Judge whether described relevant seed mark webpage language material and described initial seed mark webpage language material meet pre-conditioned, if so, then described relevant seed mark webpage language material and described initial seed mark webpage language material are combined as mark webpage corpus; If not, then described relevant seed mark webpage language material is marked webpage language material as initial seed, and perform the step that the described keyword according to described initial seed mark webpage language material obtains the relevant sub-pages of predetermined number from search engine.

2. method according to claim 1, wherein, the described step marked described relevant sub-pages according to described initial seed webpage label language material, comprising:

The content do not marked in described relevant sub-pages is labeled as other.
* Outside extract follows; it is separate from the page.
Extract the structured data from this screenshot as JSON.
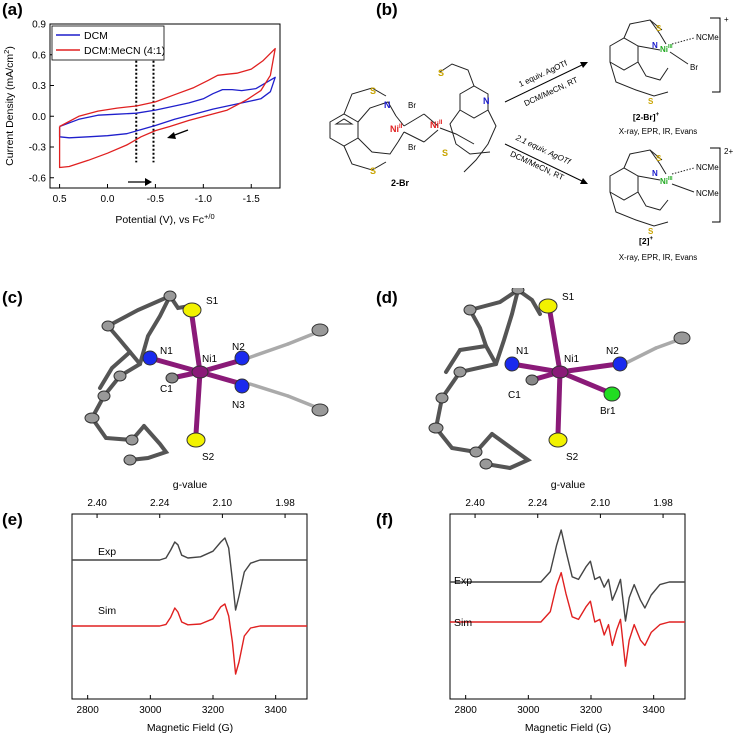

3. method according to claim 2, wherein, the described step marked the text of described relevant sub-pages, comprising:

4. method according to claim 2, wherein, the described step marked the title of described relevant sub-pages, comprising:

5. method according to claim 1, wherein, describedly judges whether described relevant seed mark webpage language material and described initial seed mark webpage language material meet pre-conditioned step, comprising:

6. build a device for mark webpage corpus, described mark webpage corpus is for training extraction model to extract title in target web and text according to described extraction model, and described device comprises:

7. device according to claim 6, wherein, described labeling module comprises:

8. device according to claim 7, wherein, described first mark submodule comprises:

9. device according to claim 7, described second mark submodule comprises:

6th mark submodule, for when described second judges the result of submodule as being, marks the title of described relevant sub-pages; And

10. device according to claim 6, described judge module: for judging whether described relevant seed mark webpage language material and described initial seed mark webpage language material all expand; Or, for judging whether described relevant seed mark webpage language material and described initial seed mark webpage language material reach the scale preset.